Over the past 15 years, Raj has delivered more than 1200 keynotes and workshops on conscious business and leadership to audiences around the world—including at the White House, the United Nations, and the Vatican—as well as to executives from companies such as AT&T, Whole Foods Market, Tata, Volvo, IBM, Walmart, Kraft, Siemens, and McDonalds. His life and work reflect an ongoing commitment to integrating purpose, inner peace, and healing into every sphere. Healing Leaders represents the culmination of decades of scholarship, practice, and personal evolution. It is not just another leadership book—it is an invitation to a journey of recovery, renewal, and impact.
About Nilima Bhat
Following a successful career spanning over a decade in Corporate Communications and PR with industry giants like ESPN STAR Sports, Philips India and ITC Hotels, Nilima transitioned into social entrepreneurship by founding the Shakti Leadership Mission. This venture has propelled major initiatives such as the Shakti Fellowship, which, in collaboration with the University of San Diego, Skolkovo FLOW and other global institutions, aims to empower 100,000 women changemakers by 2035.
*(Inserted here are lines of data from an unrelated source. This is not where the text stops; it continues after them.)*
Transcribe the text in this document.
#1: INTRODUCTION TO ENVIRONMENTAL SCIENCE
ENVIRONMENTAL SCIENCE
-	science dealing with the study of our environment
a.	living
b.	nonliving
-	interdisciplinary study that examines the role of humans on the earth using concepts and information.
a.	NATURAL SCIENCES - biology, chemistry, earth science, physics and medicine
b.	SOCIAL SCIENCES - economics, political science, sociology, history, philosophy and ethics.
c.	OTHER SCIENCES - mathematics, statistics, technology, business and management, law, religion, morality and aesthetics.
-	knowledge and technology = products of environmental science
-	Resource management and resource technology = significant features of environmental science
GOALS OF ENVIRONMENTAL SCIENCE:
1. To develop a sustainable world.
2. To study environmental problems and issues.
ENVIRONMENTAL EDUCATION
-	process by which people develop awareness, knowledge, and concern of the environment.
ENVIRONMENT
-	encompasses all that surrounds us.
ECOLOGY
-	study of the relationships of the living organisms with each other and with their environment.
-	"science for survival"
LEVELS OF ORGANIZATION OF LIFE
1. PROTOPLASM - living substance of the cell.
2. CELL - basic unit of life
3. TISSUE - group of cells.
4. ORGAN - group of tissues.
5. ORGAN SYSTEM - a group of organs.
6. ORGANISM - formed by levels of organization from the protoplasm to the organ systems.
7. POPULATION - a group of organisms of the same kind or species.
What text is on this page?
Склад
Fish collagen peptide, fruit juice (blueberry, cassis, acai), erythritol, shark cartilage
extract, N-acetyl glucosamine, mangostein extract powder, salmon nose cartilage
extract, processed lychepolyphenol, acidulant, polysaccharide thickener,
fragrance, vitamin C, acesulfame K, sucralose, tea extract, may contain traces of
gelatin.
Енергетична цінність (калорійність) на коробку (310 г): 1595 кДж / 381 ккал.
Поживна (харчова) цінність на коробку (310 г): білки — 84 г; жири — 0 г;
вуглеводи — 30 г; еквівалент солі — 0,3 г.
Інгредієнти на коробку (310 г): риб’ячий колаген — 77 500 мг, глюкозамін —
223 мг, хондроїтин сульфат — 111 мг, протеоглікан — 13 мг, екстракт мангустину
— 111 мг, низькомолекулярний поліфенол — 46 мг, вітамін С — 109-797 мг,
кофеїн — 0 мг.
Approaching 60, she has “heroically journeyed” many times. Through her mother’s cancer, father’s near-fatal car accident and brain injury, husband’s cancer, and her own search for meaning from a sudden sense of failure in a thriving corporate career in 1998. A vocal advocate of the Conscious Capitalism movement and Women’s International Networking, Nilima’s contributions are widely recognized. She has served on advisory boards such as MixR, Peace Through Commerce and 20-first, and her efforts have been honored with the INDICA Cultural Changemaker Fellowship Award. In 2022, she was awarded an Honorary PhD by Jharkhand Rai University, India, for her exceptional contributions to women’s empowerment. In 2023, Shakti Leadership was recognised as a Home for Humanity. And in 2025, she was welcomed as ‘Global Goodwill Ambassador’ and ‘Director – Special Projects’ for World Union.
Nilima graduated from St. Xavier’s College, Mumbai in Life Sciences and Biochemistry, followed by a diploma in Social Communications Media from Sophia Polytechnic, Mumbai. She later qualified as a yoga teacher from the International Sivananda Yoga Vedanta Centre and is a teacher-practitioner of the Integral Yoga of Sri Aurobindo & The Mother. Comfortable in every culture and socio-economic setting, from cleaning toilets to dining with CEOs and interviewing world leaders, Nilima speaks five languages and truly calls the whole planet “home.”